Non ci dilungheremo di più su questo aspetto, dato che questo documento pretende solo di essere una dimostrazione evidente di un dispositivo militare guerriero e di una guerra in atto nelle montagne indigene del sudest messicano. Le abbiamo ricordato prima che esistono in Chiapas almeno 266 posizioni militari. Adesso conti lei per ogni guarnigione, un bordello e almeno tre spacci di bibite alcoliche: 266 nuovi postriboli e almeno 798 spacci. Gli amministratori di questi postriboli e spacci sono i generali. Ci sono collusioni con gli sciacalli per trafficare con donne provenienti dal Centroamerica, il cui stato di illegalità impedisce loro di avere delle minime difese di fronte ai loro padroni castrensi.

Oltre alla proliferazione delle malattie veneree, l'arrivo della prostituzione importata ha fatto fiorire quella locale. È comune che, nelle comunità indigene affini al PRI, le donne si convertano in prostitute che lavorano nelle guarnigioni che occupano i loro terreni. L'entrata dell'alcool ha incrementato la violenza all'interno della famiglia e cresce il numero di donne e bambini picchiati da uomini ubriachi. Oltre a ciò, al posizionare le loro unità, l'Esercito invade terreni ejidali (e viola la legge che dice di difendere) e il potere di fatto dei soldati trova docili complici nelle presidenze municipali, nel governo dello stato e nella stampa locale e in più il traffico di esseri umani arriva al suo massimo orrore: il traffico di bambini.

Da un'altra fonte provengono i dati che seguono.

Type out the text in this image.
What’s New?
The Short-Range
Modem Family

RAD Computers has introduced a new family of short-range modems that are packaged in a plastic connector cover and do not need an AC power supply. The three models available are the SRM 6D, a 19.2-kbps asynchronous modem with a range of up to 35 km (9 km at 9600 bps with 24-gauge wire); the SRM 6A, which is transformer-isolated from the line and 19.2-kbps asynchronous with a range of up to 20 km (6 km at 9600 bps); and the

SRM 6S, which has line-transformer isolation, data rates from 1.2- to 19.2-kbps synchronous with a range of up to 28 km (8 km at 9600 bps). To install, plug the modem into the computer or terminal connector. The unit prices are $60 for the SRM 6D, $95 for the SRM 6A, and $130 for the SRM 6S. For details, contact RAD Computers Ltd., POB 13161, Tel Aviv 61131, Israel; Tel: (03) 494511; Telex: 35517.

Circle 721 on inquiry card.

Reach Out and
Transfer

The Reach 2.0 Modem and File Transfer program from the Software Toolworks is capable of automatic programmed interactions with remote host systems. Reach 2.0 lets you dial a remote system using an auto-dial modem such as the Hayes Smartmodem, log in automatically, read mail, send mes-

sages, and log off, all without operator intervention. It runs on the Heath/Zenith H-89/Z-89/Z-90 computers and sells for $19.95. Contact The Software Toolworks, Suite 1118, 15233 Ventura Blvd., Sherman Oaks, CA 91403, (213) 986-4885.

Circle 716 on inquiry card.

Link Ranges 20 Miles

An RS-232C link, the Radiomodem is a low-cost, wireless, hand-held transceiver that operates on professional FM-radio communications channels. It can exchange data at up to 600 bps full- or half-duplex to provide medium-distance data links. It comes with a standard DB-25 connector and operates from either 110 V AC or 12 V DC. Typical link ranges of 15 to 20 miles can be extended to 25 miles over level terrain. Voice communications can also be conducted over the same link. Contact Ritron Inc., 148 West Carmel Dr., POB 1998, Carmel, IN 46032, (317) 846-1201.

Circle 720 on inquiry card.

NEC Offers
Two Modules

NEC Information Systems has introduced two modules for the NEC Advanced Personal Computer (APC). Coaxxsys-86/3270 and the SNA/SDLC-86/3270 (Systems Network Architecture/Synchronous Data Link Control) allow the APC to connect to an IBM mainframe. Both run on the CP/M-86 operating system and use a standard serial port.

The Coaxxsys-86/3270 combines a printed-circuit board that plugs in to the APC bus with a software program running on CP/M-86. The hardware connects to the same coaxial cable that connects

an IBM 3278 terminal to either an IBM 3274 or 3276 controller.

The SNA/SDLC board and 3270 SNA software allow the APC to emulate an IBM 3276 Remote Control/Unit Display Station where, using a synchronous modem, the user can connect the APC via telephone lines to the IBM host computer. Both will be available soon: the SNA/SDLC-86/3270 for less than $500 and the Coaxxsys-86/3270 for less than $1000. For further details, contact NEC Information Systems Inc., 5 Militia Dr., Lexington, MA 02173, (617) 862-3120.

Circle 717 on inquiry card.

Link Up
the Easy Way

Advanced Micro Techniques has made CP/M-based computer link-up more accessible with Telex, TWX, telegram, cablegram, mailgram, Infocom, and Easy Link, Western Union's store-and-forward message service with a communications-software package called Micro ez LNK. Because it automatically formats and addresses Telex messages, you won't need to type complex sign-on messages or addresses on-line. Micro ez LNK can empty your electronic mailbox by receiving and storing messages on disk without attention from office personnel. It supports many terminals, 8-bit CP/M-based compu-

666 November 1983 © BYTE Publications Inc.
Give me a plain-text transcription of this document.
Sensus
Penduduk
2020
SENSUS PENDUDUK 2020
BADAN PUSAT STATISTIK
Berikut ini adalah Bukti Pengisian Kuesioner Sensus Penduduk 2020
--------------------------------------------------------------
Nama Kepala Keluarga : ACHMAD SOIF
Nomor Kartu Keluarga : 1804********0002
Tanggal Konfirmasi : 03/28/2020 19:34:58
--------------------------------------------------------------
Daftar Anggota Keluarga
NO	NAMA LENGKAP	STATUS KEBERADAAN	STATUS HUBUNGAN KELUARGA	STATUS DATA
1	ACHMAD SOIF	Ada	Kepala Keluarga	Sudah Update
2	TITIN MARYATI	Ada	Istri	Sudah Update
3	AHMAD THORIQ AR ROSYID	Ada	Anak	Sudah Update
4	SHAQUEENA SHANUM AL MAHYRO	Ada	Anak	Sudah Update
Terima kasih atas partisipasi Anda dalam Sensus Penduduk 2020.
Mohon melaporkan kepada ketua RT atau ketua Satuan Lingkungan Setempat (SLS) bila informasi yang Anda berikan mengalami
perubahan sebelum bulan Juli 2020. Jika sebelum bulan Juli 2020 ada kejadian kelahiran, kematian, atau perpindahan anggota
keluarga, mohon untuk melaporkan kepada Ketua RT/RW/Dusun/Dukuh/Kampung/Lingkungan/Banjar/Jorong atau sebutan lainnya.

Nell'ospedale della vecchia Guadalupe Tepeyac, la dottoressa Maria de La Luz Cisneros, si dedica a procurare al generale al comando della guarnigione locale gli ultimi nati che deruba. Uniti collaborano con una rete di trafficanti di bambini. Il procedimento è molto semplice: una donna indigena arriva a partorire in questo ospedale. Dà alla luce e la menzionata dottoressa chiede alla donna che presenti i suoi documenti perché senza di questi lei non le può consegnare il bambino. Terrorizza la donna e riesce a far sì che se ne vada senza il figlio. Altre volte la dottoressa comunica alla donna che il bambino è nato morto e che non le possono consegnare il cadavere perché "non ha i documenti". I bambini rubati, con la collaborazione del generale al comando della caserma della vecchia Guadalupe Tepeyac, sono inviati in un luogo sconosciuto. Quanto vale un bambino o una bambina indigena probabilmente zapatista? Quanto valgono i loro organi se si vendono "a pezzi"? A queste domande possono solo rispondere la dottoressa Cisneros e il suo complice col grado di generale.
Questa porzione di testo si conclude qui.